I had no idea it changed the level geometry.
Original decals were geometry. They did not CHANGE level geometry, but they were based off level geometry.
Meaning to make a splash on a wall corner, you’d need to access the level itself, find the affected area, make its duplicate, then cut it to match the texture size. It was a pain.
I actually wrote this sort of system before:
https://discussions.unity.com/t/651258/36
At some point someone got an idea to store decals in some sort of buffer and not make them geometry, and this is the path both unity and unreal are currently following.
Because its notoriously hard to implement for all types of games. That is without visual glitches.
Questions arise, such as:
- Do decals have to be static or dynamic?
- What rendering pipeline is being used?
- What target platform is?
- Is your game low-poly or high-poly?
- Will quads be enough to render it without artifacts?
- Should it follow meshes’ shape?
- Should it be visible on top, or should they intersect?
- Should lightning affect them?
- What number of decals should be supported simultaneously?
- Should they be mesh based or texture based?
… and so on
Then there’s platform scalability issue. Mobile devices tend to run compute shaders poorly.
(E.g. for DBuffer / Deferred rendering)
If you look at built-in pipeline, it actually has “decal” feature buit-in. Its called “Projector”.
Problem is, it pretty much re-draws any object affected by N decals multiple times, which makes it unscalable solution.

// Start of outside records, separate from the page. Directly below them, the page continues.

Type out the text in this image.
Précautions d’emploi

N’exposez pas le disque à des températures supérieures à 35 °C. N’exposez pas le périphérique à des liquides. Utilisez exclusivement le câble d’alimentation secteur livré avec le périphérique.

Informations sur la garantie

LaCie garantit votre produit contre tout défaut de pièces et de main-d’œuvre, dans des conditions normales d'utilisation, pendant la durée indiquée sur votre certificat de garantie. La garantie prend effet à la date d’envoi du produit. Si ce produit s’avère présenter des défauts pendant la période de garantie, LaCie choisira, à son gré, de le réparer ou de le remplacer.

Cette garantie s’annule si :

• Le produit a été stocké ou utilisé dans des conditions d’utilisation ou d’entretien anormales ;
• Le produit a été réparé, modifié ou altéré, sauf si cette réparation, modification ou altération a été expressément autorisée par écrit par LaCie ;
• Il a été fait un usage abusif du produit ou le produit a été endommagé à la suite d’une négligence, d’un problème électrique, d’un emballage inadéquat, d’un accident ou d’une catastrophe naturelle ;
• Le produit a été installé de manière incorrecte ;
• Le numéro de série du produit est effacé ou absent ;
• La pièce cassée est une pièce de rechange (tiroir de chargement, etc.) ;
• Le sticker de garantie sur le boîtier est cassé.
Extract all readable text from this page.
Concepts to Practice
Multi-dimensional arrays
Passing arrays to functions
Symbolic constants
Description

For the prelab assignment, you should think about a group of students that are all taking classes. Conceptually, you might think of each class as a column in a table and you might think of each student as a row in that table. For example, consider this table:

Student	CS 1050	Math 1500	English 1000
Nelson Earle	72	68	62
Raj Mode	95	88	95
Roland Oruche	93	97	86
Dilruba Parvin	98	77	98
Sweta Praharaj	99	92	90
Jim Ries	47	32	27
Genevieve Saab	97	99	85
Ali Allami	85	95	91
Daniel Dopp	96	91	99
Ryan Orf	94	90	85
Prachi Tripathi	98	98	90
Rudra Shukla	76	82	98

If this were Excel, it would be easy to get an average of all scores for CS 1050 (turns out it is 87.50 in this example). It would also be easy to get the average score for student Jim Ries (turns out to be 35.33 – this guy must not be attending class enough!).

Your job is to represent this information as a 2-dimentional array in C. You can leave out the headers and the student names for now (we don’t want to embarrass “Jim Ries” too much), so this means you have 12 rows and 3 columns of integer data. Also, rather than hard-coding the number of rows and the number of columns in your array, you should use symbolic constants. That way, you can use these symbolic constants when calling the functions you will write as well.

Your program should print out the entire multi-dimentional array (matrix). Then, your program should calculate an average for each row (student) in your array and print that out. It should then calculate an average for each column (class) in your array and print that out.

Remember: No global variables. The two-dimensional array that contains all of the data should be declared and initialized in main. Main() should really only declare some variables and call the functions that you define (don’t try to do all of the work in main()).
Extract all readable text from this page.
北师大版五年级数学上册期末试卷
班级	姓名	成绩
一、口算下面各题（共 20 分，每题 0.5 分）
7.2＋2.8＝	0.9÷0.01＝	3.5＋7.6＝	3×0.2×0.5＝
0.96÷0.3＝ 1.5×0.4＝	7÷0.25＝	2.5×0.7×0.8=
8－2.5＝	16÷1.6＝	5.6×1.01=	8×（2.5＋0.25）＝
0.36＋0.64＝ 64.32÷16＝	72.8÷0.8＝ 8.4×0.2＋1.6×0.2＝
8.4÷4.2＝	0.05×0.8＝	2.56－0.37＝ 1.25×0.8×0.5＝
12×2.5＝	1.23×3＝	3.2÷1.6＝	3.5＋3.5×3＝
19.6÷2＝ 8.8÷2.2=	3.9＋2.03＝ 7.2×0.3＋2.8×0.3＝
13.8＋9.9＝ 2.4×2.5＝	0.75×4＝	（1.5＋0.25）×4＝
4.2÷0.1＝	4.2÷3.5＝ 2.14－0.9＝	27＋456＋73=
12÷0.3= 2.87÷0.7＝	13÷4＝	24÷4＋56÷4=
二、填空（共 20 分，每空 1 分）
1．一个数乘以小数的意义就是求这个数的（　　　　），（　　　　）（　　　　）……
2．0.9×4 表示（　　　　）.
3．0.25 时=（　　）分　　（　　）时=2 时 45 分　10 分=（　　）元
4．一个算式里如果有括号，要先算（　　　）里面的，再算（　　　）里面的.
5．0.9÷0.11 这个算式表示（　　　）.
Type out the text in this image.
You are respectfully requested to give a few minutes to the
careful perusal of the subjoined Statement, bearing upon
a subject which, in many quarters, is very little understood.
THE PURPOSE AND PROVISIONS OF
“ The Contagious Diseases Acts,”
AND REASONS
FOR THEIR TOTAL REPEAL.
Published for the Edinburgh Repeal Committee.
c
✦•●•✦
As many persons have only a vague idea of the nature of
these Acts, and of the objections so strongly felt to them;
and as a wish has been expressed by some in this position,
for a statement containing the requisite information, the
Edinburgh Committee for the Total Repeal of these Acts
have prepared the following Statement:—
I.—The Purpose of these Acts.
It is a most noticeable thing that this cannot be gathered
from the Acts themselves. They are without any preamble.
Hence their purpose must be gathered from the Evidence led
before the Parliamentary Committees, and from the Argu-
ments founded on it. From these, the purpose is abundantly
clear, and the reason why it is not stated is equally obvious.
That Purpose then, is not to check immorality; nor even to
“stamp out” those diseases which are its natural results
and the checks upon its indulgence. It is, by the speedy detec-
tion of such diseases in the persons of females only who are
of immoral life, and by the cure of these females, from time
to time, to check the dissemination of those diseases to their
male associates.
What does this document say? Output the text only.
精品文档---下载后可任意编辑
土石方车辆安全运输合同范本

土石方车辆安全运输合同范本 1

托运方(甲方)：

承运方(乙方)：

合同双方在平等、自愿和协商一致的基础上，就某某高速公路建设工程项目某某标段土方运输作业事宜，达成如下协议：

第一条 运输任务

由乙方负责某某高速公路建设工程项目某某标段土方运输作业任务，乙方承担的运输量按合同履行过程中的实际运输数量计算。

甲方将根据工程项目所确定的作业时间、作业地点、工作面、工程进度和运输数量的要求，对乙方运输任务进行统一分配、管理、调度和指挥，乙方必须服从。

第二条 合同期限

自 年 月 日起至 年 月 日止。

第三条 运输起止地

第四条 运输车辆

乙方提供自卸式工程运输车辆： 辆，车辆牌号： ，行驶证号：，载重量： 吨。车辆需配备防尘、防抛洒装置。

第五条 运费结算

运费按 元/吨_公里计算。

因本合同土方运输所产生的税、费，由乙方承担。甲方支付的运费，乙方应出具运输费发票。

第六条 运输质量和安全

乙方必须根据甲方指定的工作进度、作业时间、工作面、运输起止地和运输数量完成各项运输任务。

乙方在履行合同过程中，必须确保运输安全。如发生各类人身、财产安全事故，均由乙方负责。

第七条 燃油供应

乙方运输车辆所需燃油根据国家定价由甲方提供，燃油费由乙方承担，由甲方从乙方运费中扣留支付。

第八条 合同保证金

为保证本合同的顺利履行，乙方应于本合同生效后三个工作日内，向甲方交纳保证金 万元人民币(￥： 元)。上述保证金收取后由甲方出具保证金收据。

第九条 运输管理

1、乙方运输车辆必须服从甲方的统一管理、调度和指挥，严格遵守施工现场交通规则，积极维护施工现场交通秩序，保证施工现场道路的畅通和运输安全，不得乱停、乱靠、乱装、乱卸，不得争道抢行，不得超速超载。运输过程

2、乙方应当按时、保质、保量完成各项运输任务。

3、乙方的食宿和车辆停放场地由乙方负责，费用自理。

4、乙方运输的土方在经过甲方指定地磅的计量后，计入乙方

Then there’s URP, which uses DBuffer approach (I think), its better, but its still no go for mobile.
HDRP is the best of the pipelines in this regard, DBuffer + (decently) scales with number of.
Mainly due to better hardware used as a target.
Technically, if all devices could run deferred rendering just fine, DBuffer approach could’ve been used anywhere just fine. Though, even with it, there are some cases that it does not cover well.